Tunnelling into Debt

In these stringent economic times, when the States are looking to make savings for all kinds of projects, it seems strange that the Waterfront plans are back on the agenda. Back in 2008, the proposition for the development noted that:

"The estimated long-term annual cost of maintaining and servicing the tunnel is £500,000 per annum. This cost consists of 2 main elements: (i) the cost of electricity to power lighting and ventilation; and (ii) the cost of maintaining the fabric of the tunnel (including maintenance and replacement of ventilation plant, lighting, signage, cleaning and maintaining the roadway). "(1)

The only States member who noted anything about this was Deputy G.C.L. Baudains, and he also came up with a somewhat worrying question about how this cost was going to be financed - by the general public by way of an increase in the Island rate:
"It does occur to me that perhaps some Ministers have difficulty differentiating between a liability and an asset in not counting for the £500,000 a year and rising cost to service the tunnel on top of future maintenance because I note in the report to the P.60 the Council suggested raising the Island-wide rate to meet this."(2)
The establishment of an Island Rate coincided with the establishment of the Income Support system, and it is not a general fund to be dipped into as an when departments decide they cannot balance their books, as another stealth tax.

Moreoever, these were the figures in 2008 for maintenance, and goodness knows how much they have risen since! What is certain is that costs are not fixed, and the maintenance costs will rise, year after year, and in a time when every department is being asked to make savings, to burden the future of the Island with this kind of rising cost seems incredibly shortsighted.

Thomas N Morrow of Jacobs Engineering UK Ltd, who is a  tunnelling and underground engineering specialist with 35 years experience notes that in even shorter road tunnels

"The operation and maintenance costs can still be significant - particularly the costs of power and lighting, ventilation, pumping and other safety systems. When looking at whole life costs of the asset then the tunnel operation and maintenance costs need to be factored in." (3)

The document entitled "Public consultation on the masterplan for St Helier Waterfront's Esplanade Quarter" which is a summary of the consultation remarks and considerations submitted was published on 16 April 2008. The word "ventillation" occurs once. There is not one single mention of the word "maintenance".

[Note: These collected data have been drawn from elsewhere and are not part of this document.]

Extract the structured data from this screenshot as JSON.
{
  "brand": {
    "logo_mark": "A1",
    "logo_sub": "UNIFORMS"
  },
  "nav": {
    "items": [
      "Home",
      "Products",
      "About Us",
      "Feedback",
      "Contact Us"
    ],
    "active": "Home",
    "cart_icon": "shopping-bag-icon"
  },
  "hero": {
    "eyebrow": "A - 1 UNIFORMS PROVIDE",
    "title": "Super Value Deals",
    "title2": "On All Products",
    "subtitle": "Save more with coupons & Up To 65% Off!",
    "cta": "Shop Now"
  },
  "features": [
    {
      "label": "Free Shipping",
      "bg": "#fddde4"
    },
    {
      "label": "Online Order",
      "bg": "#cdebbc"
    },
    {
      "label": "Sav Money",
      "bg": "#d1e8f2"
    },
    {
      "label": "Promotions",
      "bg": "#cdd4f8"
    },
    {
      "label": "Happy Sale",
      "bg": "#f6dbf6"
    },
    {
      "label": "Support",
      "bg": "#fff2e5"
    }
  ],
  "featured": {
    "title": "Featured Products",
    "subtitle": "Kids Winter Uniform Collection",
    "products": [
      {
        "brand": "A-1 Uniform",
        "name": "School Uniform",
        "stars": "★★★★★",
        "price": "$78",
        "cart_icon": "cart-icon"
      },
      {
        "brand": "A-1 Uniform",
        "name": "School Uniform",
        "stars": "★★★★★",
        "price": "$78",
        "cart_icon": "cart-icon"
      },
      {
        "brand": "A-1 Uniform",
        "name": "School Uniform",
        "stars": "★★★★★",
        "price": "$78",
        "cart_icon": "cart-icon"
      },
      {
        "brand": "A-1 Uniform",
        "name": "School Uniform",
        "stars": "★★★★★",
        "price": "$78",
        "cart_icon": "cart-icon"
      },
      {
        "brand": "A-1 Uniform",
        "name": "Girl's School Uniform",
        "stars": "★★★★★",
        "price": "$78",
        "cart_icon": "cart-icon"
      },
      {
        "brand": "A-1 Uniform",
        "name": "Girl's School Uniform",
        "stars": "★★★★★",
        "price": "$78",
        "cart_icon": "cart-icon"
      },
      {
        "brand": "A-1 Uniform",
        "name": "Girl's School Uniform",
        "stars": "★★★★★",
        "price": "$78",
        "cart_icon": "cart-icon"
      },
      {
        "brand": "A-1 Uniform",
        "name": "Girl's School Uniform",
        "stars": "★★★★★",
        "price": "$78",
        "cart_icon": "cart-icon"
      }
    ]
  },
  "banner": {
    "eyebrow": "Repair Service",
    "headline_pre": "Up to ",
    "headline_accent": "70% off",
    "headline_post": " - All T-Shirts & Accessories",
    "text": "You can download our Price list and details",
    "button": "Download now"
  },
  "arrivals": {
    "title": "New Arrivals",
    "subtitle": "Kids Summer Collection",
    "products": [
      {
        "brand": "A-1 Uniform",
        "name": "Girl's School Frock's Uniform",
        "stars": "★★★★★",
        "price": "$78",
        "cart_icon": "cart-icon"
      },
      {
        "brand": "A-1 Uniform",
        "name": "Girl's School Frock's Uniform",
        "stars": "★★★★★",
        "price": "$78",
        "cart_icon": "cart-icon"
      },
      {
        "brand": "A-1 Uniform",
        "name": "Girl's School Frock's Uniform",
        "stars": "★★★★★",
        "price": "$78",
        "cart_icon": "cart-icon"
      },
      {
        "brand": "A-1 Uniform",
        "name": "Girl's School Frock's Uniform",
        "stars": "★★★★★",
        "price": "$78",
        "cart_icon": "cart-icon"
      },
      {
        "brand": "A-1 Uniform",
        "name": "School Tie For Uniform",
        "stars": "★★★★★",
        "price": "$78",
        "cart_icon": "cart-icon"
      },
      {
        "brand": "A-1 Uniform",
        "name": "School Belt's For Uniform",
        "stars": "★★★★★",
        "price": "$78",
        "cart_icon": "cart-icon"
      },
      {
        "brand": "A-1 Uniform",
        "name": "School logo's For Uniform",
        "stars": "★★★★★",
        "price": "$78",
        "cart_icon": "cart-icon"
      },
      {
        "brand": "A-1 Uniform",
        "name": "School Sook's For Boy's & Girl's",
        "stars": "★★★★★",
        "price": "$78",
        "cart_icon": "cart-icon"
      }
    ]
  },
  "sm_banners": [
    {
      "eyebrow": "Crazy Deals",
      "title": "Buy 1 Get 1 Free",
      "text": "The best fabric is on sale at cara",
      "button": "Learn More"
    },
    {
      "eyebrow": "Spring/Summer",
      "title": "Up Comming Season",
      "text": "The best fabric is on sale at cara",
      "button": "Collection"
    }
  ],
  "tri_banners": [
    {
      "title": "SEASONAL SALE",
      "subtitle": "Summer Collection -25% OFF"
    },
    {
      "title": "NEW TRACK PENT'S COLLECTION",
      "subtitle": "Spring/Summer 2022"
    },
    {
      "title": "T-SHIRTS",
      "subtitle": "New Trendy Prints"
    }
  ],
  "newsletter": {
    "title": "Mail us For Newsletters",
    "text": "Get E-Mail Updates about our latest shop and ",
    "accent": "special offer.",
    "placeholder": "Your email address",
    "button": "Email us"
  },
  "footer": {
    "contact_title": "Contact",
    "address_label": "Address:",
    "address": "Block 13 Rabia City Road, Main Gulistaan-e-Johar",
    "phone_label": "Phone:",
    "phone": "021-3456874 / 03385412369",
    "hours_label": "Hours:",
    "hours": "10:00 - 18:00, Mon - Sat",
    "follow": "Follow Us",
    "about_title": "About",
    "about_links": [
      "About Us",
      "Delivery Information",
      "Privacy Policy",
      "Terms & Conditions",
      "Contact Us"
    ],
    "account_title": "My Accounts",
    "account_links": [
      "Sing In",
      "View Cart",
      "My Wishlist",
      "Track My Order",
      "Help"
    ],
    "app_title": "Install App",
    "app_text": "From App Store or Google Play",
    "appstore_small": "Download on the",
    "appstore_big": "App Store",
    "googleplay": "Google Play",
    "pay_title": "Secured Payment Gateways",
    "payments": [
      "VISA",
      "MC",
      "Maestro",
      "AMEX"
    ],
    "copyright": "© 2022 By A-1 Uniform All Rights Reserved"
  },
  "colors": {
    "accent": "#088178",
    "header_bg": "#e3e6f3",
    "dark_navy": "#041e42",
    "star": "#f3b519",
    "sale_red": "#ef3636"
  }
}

The only other useful piece of information comes in a question asked by Gerard Baudins: "With regard to the proposed sunken road at the Esplanade Quarter, would the Minister advise whether the annual maintenance and running cost of the fume extraction equipment is budgeted for within the suggested £500,000 annual spend, and would he further advise whether the fumes will be filtered before release into the atmosphere and, if so, the annual cost of so doing?"

And the reply, by Guy de Faye, was that "The estimated energy and routine maintenance costs for the tunnel ventilation plant are included in the suggested figure of £500,000 per annum for the total operating costs for the tunnel. There are no plans to filter the air exhausted from the tunnel. The pollution extract system will move the air through the tunnel prior to it being discharged at the tunnel portals. The air will not be filtered prior to discharge."

With the adjective "suggested" , the figure of £500,000 looks increasingly as if it was more or less plucked from thin air, or from the kind of calculations that are done in a pub quiz. I have not been able to find any documented breakdown of estimates of this "maintenance" anywhere, or any detailed plans of exactly what ventilation systems are to be used, and given that - such a suspiciously round figure as £500,000 looks remarkably false, and probably on the low side.

But the project is now back on the agenda, and could, according to Mr Izzat, the WEB Managing Director, start this year (7). While in the short term, the building work could boost the economy, in the long term, the cost of maintenance will grow, even allowing for no problems and hiccups on the way, which seems an extremely unlikely outcome for such a grandiose scheme.
I assume this is the same Stephen Izzat who was also responsible for Waterfront Edinburgh (6), and who is now on a £170,000 salary, by which comparison £500,000 probably does not seem an awfully large sum of money.